Oddly for a JRPG designed and developed in early ‘90s the game does not rely on the grind to create a challenge for the player, in fact the game may be a tad too easy at times, but thankfully there aren’t stupid boss difficulty spikes to make up for the easy random encounters. That is not to say that the battles are not challenging, especially boss battles. It is just that the game relies more on either overwhelming you with several weaker foes or bosses with remarkably high HP bars. This itself is a design flaw but one that is preferable to the usual grind that JRPGs tend to rely on. Just play some Bravely Default 2 and you will see what I mean.
As with other games in the genre, your party is limited to 3 characters at a time even though you will have a pool of to choose from. This creates a new tension for the player to contend with as you cannot swap characters out during a dungeon crawl and without a guide you do feel like you are gambling as the characters you choose may not be the best ones to tackle that level. That may have been intentional, a way to increase the difficulty of the game, but it works as if there was ever a real-life situation where you had to tackle a dungeon since you would not know beforehand what set of skills you would need.
A retro review of a classic JRPG would not be complete without mention of the soundtrack. While having silent characters today seems archaic, even for a port of a remaster released at least twenty years ago, it does not detract from the experience due to the amazing soundtrack. As nuanced and interesting today as it was when the game first released, the soundtrack perfectly captures the mood of each scene and conveys the action in the way only a good soundtrack can. With the wrong music this game would have faded into obscurity decades ago.
The story eschews the usual tropes of a Chosen One destined for greatness. Chrono is just some guy who happens to get pulled into this adventure by circumstance and a science experiment gone wrong. He sets out to make things right and to do so has to travel through time to various ages in his world’s history. It’s reminiscent of Back to the Future in that much of his world’s history happens to have been influenced and directly affected by his and his team mate’s actions.
This time travel mechanic also opens up something that I think was quite new for JRPGs at the time – the New Game+ mechanic and branching, alternate endings.
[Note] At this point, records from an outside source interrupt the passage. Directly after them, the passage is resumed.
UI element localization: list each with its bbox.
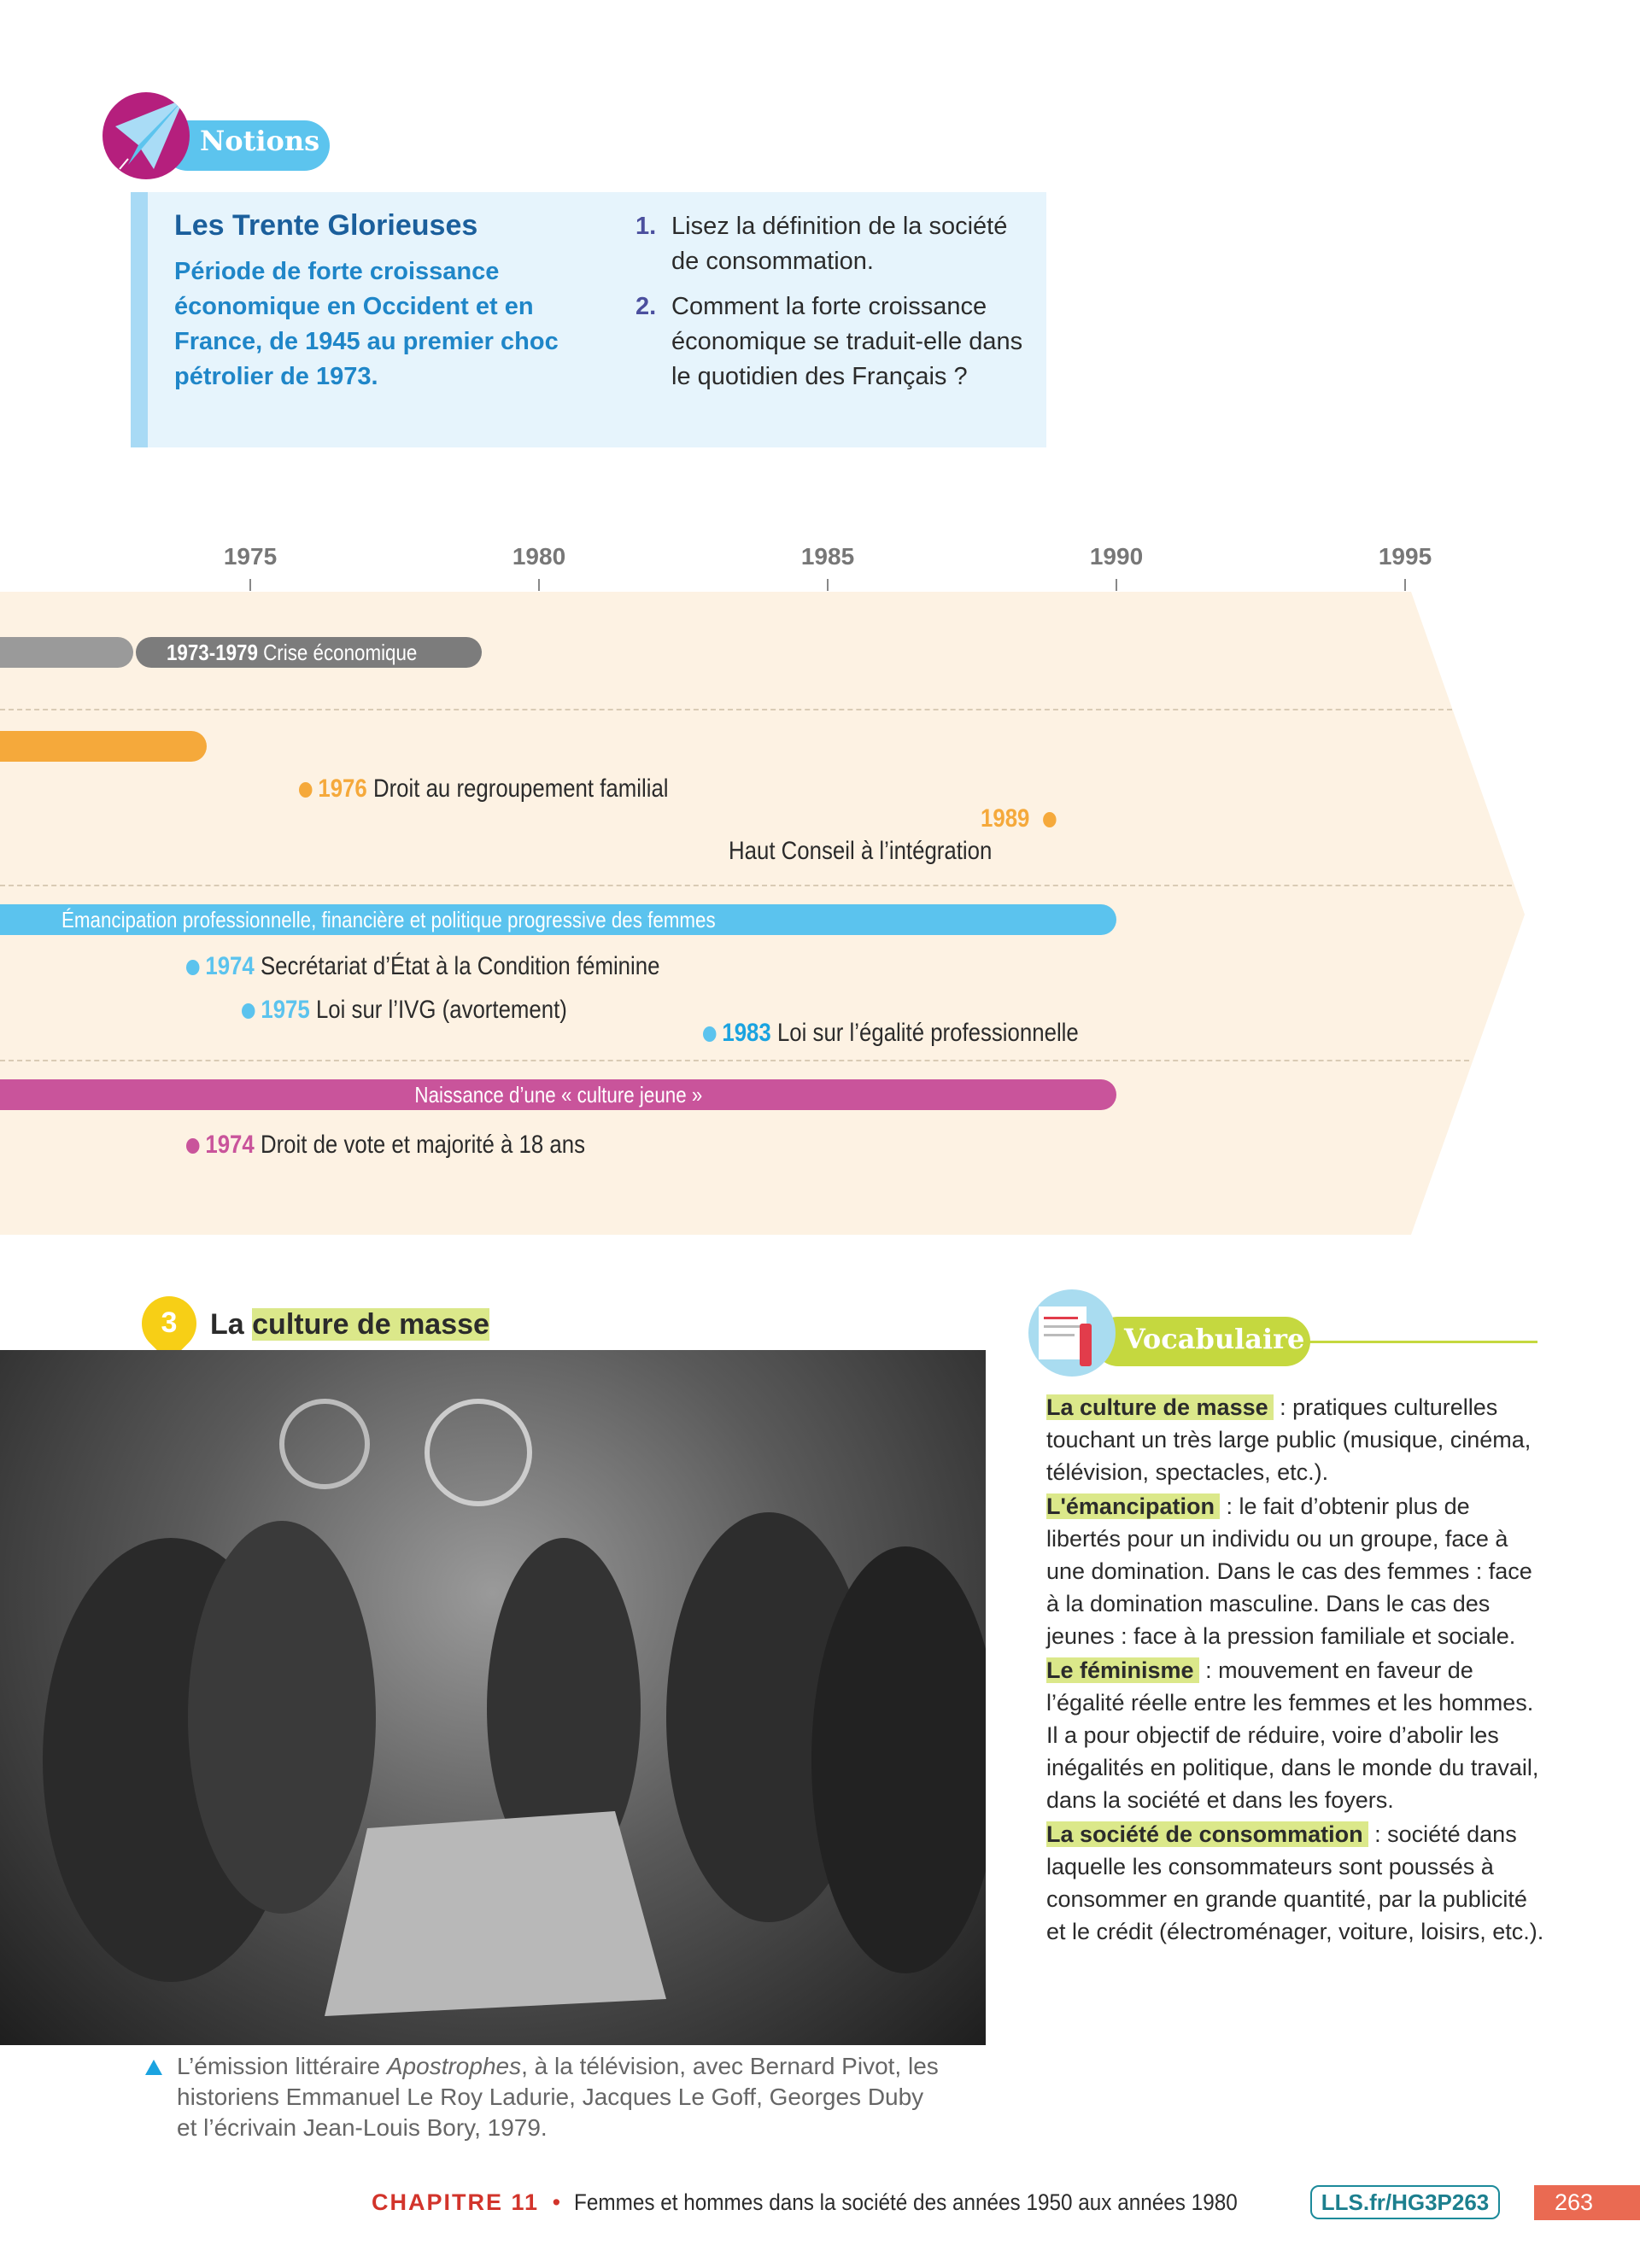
lls-link[interactable]: LLS.fr/HG3P263 — [1310, 2185, 1500, 2219]
women-bar-label: Émancipation professionnelle, financière… — [62, 907, 716, 932]
event-1989-year: 1989 — [981, 804, 1075, 833]
photo-caption: L’émission littéraire Apostrophes, à la … — [177, 2053, 939, 2141]
paper-plane-icon — [102, 92, 190, 179]
vocab-entry: La culture de masse : pratiques culturel… — [1046, 1394, 1532, 1485]
notion-column: Les Trente Glorieuses Période de forte c… — [174, 209, 601, 427]
vocab-badge — [1093, 1317, 1310, 1366]
year-tick — [538, 579, 540, 591]
question-number: 1. — [636, 213, 657, 240]
notions-badge — [162, 120, 330, 171]
youth-culture-bar: Naissance d’une « culture jeune » — [0, 1079, 1116, 1110]
year-label: 1975 — [223, 543, 278, 570]
notion-definition: Période de forte croissance économique e… — [174, 258, 559, 390]
year-tick — [1116, 579, 1117, 591]
dictionary-marker-icon — [1028, 1289, 1116, 1377]
page-number: 263 — [1534, 2185, 1640, 2220]
event-1974-women: 1974 Secrétariat d’État à la Condition f… — [186, 952, 737, 981]
year-label: 1980 — [512, 543, 566, 570]
document-number: 3 — [161, 1306, 178, 1339]
divider — [0, 1060, 1469, 1061]
event-1974-vote: 1974 Droit de vote et majorité à 18 ans — [186, 1131, 650, 1160]
vocab-line — [1110, 1341, 1538, 1343]
year-label: 1985 — [800, 543, 855, 570]
question-text: Lisez la définition de la société de con… — [671, 213, 1008, 275]
question-text: Comment la forte croissance économique s… — [671, 293, 1023, 390]
year-label: 1995 — [1378, 543, 1432, 570]
question-2: 2. Comment la forte croissance économique… — [636, 289, 1034, 395]
event-dot — [299, 782, 313, 798]
crisis-label: Crise économique — [263, 640, 418, 665]
immigration-bar — [0, 731, 207, 762]
year-tick — [249, 579, 251, 591]
questions-column: 1. Lisez la définition de la société de c… — [636, 209, 1034, 427]
year-label: 1990 — [1089, 543, 1144, 570]
divider — [0, 885, 1512, 886]
crisis-years: 1973-1979 — [167, 640, 258, 665]
vocab-entry: Le féminisme : mouvement en faveur de l’… — [1046, 1657, 1539, 1813]
year-tick — [1404, 579, 1406, 591]
crisis-bar: 1973-1979 Crise économique — [136, 637, 482, 668]
notion-title: Les Trente Glorieuses — [174, 209, 478, 242]
vocab-entry: L'émancipation : le fait d’obtenir plus … — [1046, 1493, 1532, 1649]
document-title: La culture de masse — [210, 1308, 489, 1341]
women-emancipation-bar: Émancipation professionnelle, financière… — [0, 904, 1116, 935]
caption-triangle-icon — [145, 2060, 162, 2075]
vocab-label: Vocabulaire — [1124, 1323, 1305, 1355]
question-number: 2. — [636, 293, 657, 320]
trente-glorieuses-bar-end — [0, 637, 133, 668]
event-1975: 1975 Loi sur l’IVG (avortement) — [242, 996, 620, 1025]
footer: CHAPITRE 11 • Femmes et hommes dans la s… — [372, 2189, 1311, 2216]
notions-box: Les Trente Glorieuses Période de forte c… — [131, 192, 1046, 447]
event-dot — [1043, 812, 1057, 828]
bullet: • — [552, 2189, 561, 2215]
chapter-title: Femmes et hommes dans la société des ann… — [573, 2189, 1238, 2215]
year-tick — [827, 579, 829, 591]
vocab-list: La culture de masse : pratiques culturel… — [1046, 1391, 1550, 1949]
youth-bar-label: Naissance d’une « culture jeune » — [414, 1082, 702, 1108]
vocab-entry: La société de consommation : société dan… — [1046, 1821, 1544, 1944]
question-1: 1. Lisez la définition de la société de c… — [636, 209, 1034, 279]
notions-label: Notions — [200, 125, 320, 157]
event-1976: 1976 Droit au regroupement familial — [299, 775, 729, 804]
event-1989-text: Haut Conseil à l’intégration — [729, 837, 993, 865]
event-1983: 1983 Loi sur l’égalité professionnelle — [703, 1019, 1139, 1048]
divider — [0, 709, 1452, 710]
chapter-label: CHAPITRE 11 — [372, 2189, 540, 2215]
apostrophes-photo — [0, 1350, 986, 2045]
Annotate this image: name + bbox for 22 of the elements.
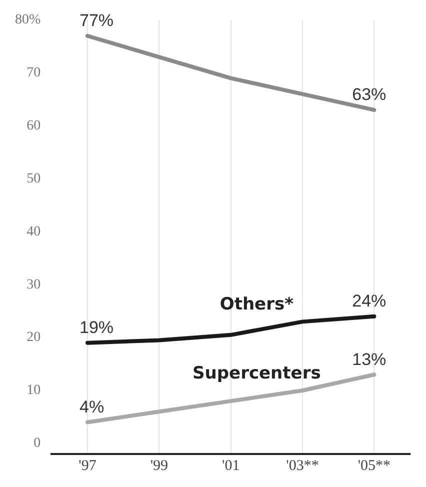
- x-tick-label: '99: [150, 458, 168, 474]
- data-label: 77%: [79, 11, 114, 30]
- series-label: Supercenters: [192, 363, 321, 384]
- y-tick-label: 60: [26, 118, 41, 134]
- data-label: 4%: [79, 397, 104, 416]
- y-tick-label: 20: [26, 330, 41, 346]
- data-label: 63%: [352, 85, 386, 104]
- data-label: 19%: [79, 318, 114, 338]
- y-tick-label: 70: [26, 66, 41, 81]
- y-tick-label: 80%: [14, 12, 41, 28]
- data-label: 24%: [352, 292, 386, 311]
- series-label: Others*: [220, 294, 294, 315]
- y-tick-label: 50: [26, 171, 41, 186]
- x-tick-label: '03**: [286, 458, 319, 474]
- x-tick-label: '01: [222, 458, 240, 474]
- y-tick-label: 40: [26, 224, 41, 240]
- x-tick-label: '05**: [358, 458, 391, 474]
- data-label: 13%: [352, 350, 386, 369]
- y-tick-label: 0: [34, 436, 41, 452]
- y-tick-label: 30: [26, 277, 41, 292]
- x-tick-label: '97: [78, 458, 97, 474]
- y-tick-label: 10: [26, 383, 41, 398]
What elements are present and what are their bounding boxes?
Your first playthrough gets you to a satisfying conclusion to Chrono’s story, but playing it again in New Game+ mode opens up newer, not always more interesting, but at least additional entertaining story beats and endings. I haven’t completed my NG+ playthrough just yet, but can say that this is one of the few games where I can recommend playing through things again to see what the changes are.
Chronotrigger is a classic JRPG that is almost universally held up as an exemplar of the best of the genre and playing it all these years later proves that to be true. The graphics may be old fashioned but the story and the mechanics push you forward and rewards you with a fun and interesting game and one that any fan of the genre or anyone who’s ever wanted to try the genre should play.
Graphics8/10 Very Good
Ease of Play8/10 Very Good
- A classic game.
- Runs at full resolution on PC.
- Bookmark function to save your progress.
- Amazing soundtrack
- Some performance issues.
- Bookmark function is not a proper save anywhere/anytime function.